# will a 20lb bag of black sand be enough for my tank



## dr2391 (Feb 11, 2009)

the dimensions are 36X12 and im looking for about 1.5" sand bed. i jus bought a 20lb bag and was planning on mixing it in with my white but im thinking on jus going all black. its pretty expensive since i live in alaska and only one place had it for $40 a bag


----------



## DJRansome (Oct 29, 2005)

From the article in the library:



> I recommend using at least 2" of substrate in your tank. This is equivalent to 1 pound of gravel or 2 pounds of sand for every gallon of water.


I would not do 2" however. But gives you an idea of how much to buy.


----------



## dr2391 (Feb 11, 2009)

no that doesnt make sense tho because theres different variations of tanks that hold the same amount of gallons but have different lengths and widths so one 55 gallon will need more than another 55 gallon. so coming up with the amount of sand needed should not be based on gallons it should be based on the dimensions of the base of the tank


----------



## tylersweeney22 (Jan 11, 2010)

pretty much ill give an example real quik wich i use my self if someone want to correct me go for but it works for me..say you have a 90 gallon aquarium well the 75 gallon has the same footprint as the 90 so i would do is use that 1# per gallon on the 75 gallon side you see what i mean . ill tell you i have about 1.5" in a standard 10 gallon (20x10) for my nano reef i only used half a 20# BAG i would recomend 2 bags


----------



## JWerner2 (Jul 7, 2008)

IMO 20lbs is not enough for that foot print.

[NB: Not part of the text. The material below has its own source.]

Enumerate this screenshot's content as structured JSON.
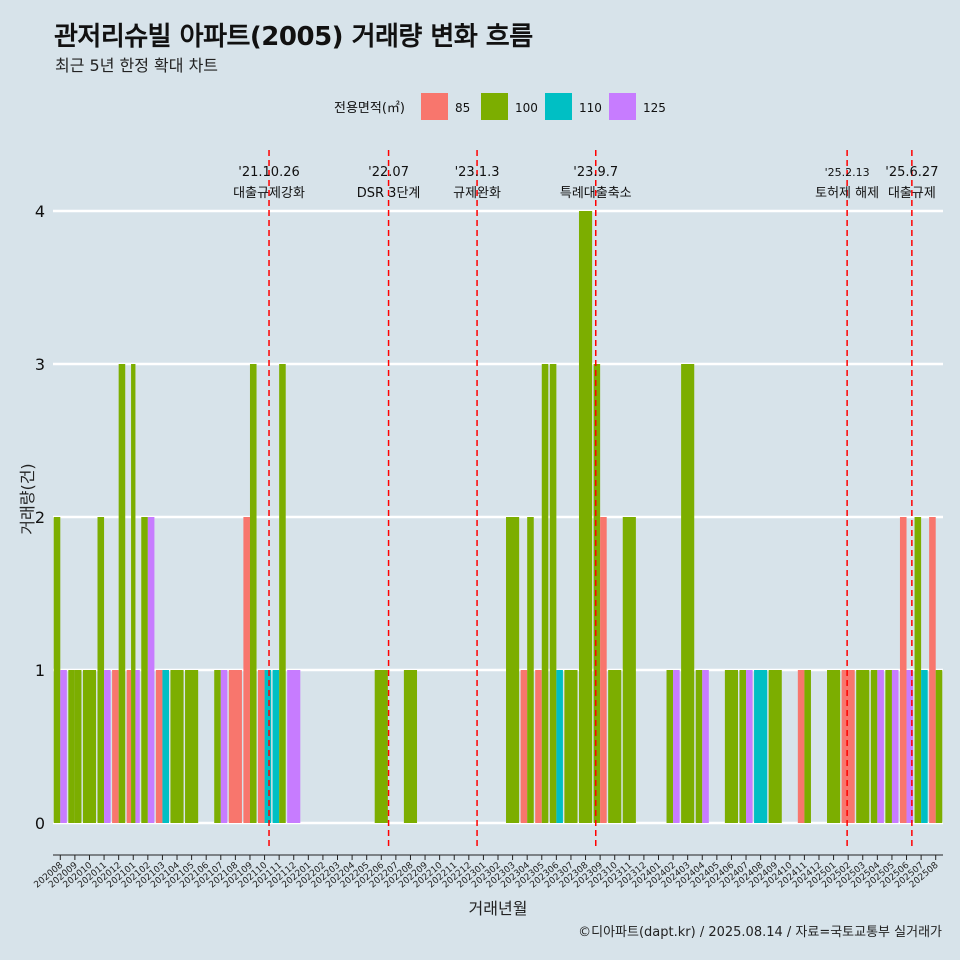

I have a 20 long ( 30x12 ) that I recently worked on. I have a 2" thick background in it ( drops it down to 30x10 ) and 20lbs of sand is still barley enough too hold down some plants and I plan on adding more.

If you are doing plants you want more sand then 2" but even if not since you are doing Cichlids I still recommend more to keep the bottom glass from showing as they dig.


----------



## borohands8593 (Apr 15, 2009)

I used 30lbs on a footprint 13X24inchs and it gives me about a 1.5inch sandbed.


----------



## tarpleyg (Jan 4, 2010)

If it helps, I used a 40# bag to get 2-3 inches all over that same size tank recently so you're going to be a little bit short to get 1.5".

Greg


----------



## frozennorth (Dec 16, 2008)

There is a sand bed calculator in the library section of this site. Also if you have a lot of rocks covering the bottom you would need less sand. Why don't you just use one bag for now and see if it is enough.


----------



## borohands8593 (Apr 15, 2009)

I would just buy the second bag, you may not need the whole thing but its always nice to have extra to add as you slowly get lower from water changes. Although we dont vacuum a sandbed like a gravelbed you vacuum right above it and minimal sandloss is almsot unavoidable, hence the need to clean the sink after each watchchange because of sand particles


----------